Founded in 1531 as Ciudad de los Angeles, the city represented a bastion for Spaniards mid-way between Mexico City and the port of Veracruz. Later the name was changed to Puebla de los Angeles. The Battle of Puebla, in which Mexican troops defeated French invaders took place in 1862 at the Forts of Loreto and Guadalupe. The victory is celebrated annually throughout the country as the 5 de mayo holiday. General Ignacio Zaragoza was in command during that battle and died soon after. The city was re-baptized Puebla de Zaragoza in his honor.

 

Cholula

Cholula is situated 12 km outside of Puebla. This small, colonial city filled with 365 catholic domes, many built over pre-Columbian monuments by the Spaniards such as the enormous Cholula Pyramid where you can admire beautiful pre-Hispanic murals and on the top you can find the Nuestra Señora de los Remedios Church.

You certainly enjoy a walk through the streets of Cholula, filled with many outdoor restaurants and coffee shops.

Cholula is home to the widest pyramid ever built “Pirámide Tepanapa”. Despite this claim to fame, it’s a surprisingly ignored place largely because unlike its contemporaries Teotihuacán or Tula.

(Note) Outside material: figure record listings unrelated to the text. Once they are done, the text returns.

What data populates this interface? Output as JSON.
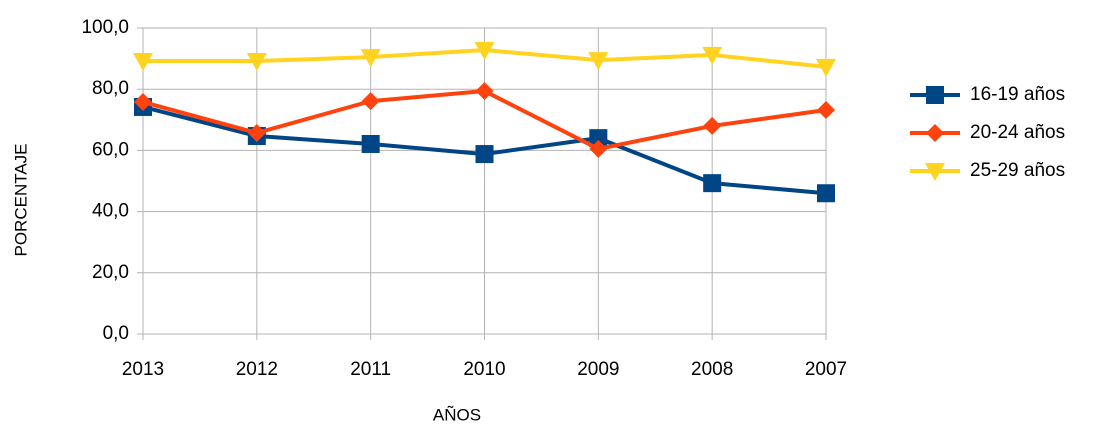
{
  "chart_data": {
    "type": "line",
    "y_label": "PORCENTAJE",
    "x_label": "AÑOS",
    "categories": [
      "2013",
      "2012",
      "2011",
      "2010",
      "2009",
      "2008",
      "2007"
    ],
    "series": [
      {
        "name": "16-19 años",
        "color": "#004586",
        "marker": "square",
        "values": [
          74.2,
          64.7,
          62.1,
          58.8,
          64.0,
          49.3,
          46.0
        ]
      },
      {
        "name": "20-24 años",
        "color": "#ff420e",
        "marker": "diamond",
        "values": [
          75.8,
          65.7,
          76.1,
          79.4,
          60.5,
          68.0,
          73.2
        ]
      },
      {
        "name": "25-29 años",
        "color": "#ffd320",
        "marker": "triangle-down",
        "values": [
          89.2,
          89.2,
          90.5,
          92.8,
          89.5,
          91.2,
          87.3
        ]
      }
    ],
    "ylim": [
      0,
      100
    ],
    "yticks": [
      {
        "value": 0,
        "label": "0,0"
      },
      {
        "value": 20,
        "label": "20,0"
      },
      {
        "value": 40,
        "label": "40,0"
      },
      {
        "value": 60,
        "label": "60,0"
      },
      {
        "value": 80,
        "label": "80,0"
      },
      {
        "value": 100,
        "label": "100,0"
      }
    ],
    "grid": true,
    "legend": "right"
  }
}
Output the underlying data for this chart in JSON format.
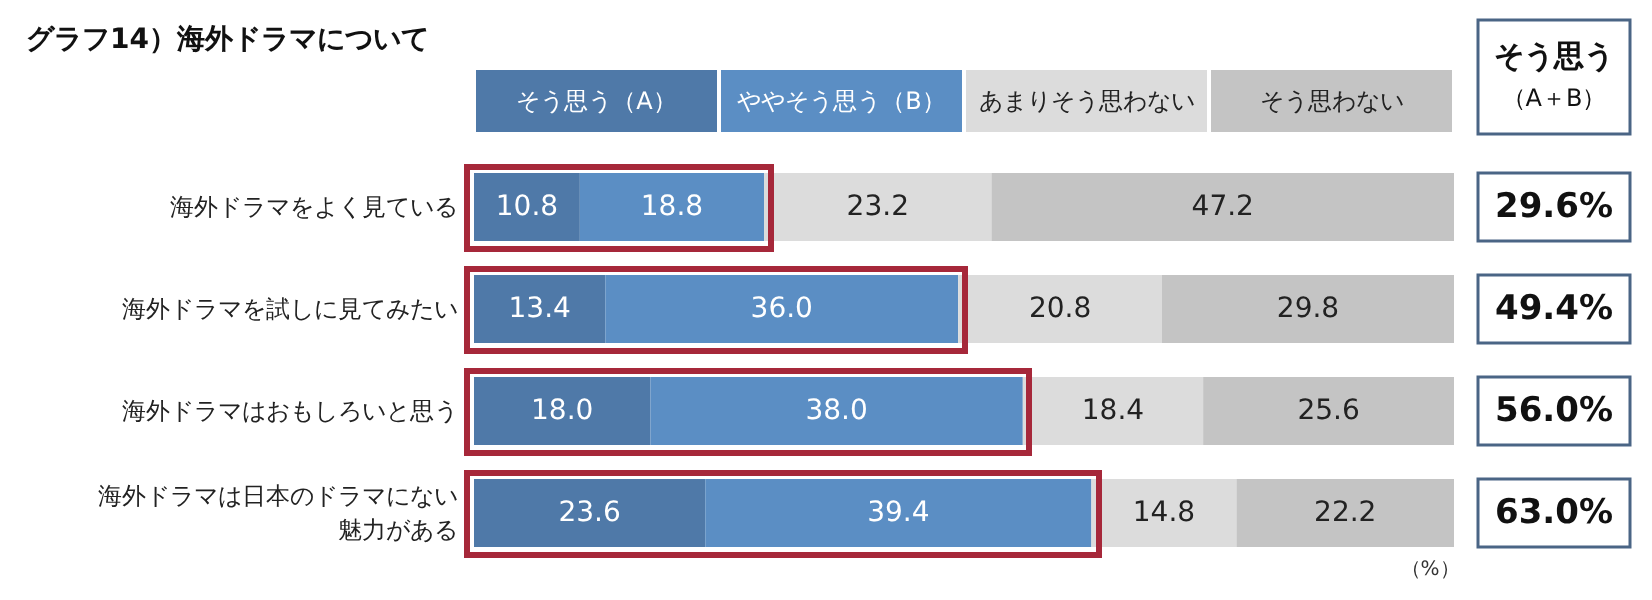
{
  "chart_data": {
    "type": "bar",
    "orientation": "horizontal",
    "stacked": true,
    "title": "グラフ14）海外ドラマについて",
    "categories": [
      "海外ドラマをよく見ている",
      "海外ドラマを試しに見てみたい",
      "海外ドラマはおもしろいと思う",
      "海外ドラマは日本のドラマにない魅力がある"
    ],
    "series": [
      {
        "name": "そう思う（A）",
        "color": "#4f79a8",
        "values": [
          10.8,
          13.4,
          18.0,
          23.6
        ],
        "value_labels": [
          "10.8",
          "13.4",
          "18.0",
          "23.6"
        ]
      },
      {
        "name": "ややそう思う（B）",
        "color": "#5b8ec4",
        "values": [
          18.8,
          36.0,
          38.0,
          39.4
        ],
        "value_labels": [
          "18.8",
          "36.0",
          "38.0",
          "39.4"
        ]
      },
      {
        "name": "あまりそう思わない",
        "color": "#dcdcdc",
        "values": [
          23.2,
          20.8,
          18.4,
          14.8
        ],
        "value_labels": [
          "23.2",
          "20.8",
          "18.4",
          "14.8"
        ]
      },
      {
        "name": "そう思わない",
        "color": "#c4c4c4",
        "values": [
          47.2,
          29.8,
          25.6,
          22.2
        ],
        "value_labels": [
          "47.2",
          "29.8",
          "25.6",
          "22.2"
        ]
      }
    ],
    "tick_labels": "y",
    "legend": "top",
    "annotations": [
      "そう思う",
      "（A＋B）",
      "29.6%",
      "49.4%",
      "56.0%",
      "63.0%",
      "（%）"
    ]
  }
}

The pyramid has been so neglected over the centuries as to be virtually unrecognizable as a man-made structure. Indeed, the pyramid was so overgrown even when the Spanish arrived that they built a church on the top, not realizing that their ‘hill’ was actually a native religious site.

The Indian church at Tonantzintla

This is the church of Santa María Tonantzintla located in Puebla. A supreme example of barroco novohispano, or what they also call indigenous baroque the proper name is TEQUITQUI ART. The style is basically a fusion of colonial architecture with pre-Hispanic design principles and the site most often associated with indigenous baroque is

Santo Domingo in Oaxaca.

The facade of the Tonantzintla church -- Nahautl for the place of our little mother or lugar de nuestra madrecita -- looks like how we imagine the exteriors of pyramids looked, not just ruins of stone but brightly colored and textured with dense ornamentation.

The saints and angels that adorn the exterior and interior niches are formed, vaguely, in the manner of the old Aztec sculptures.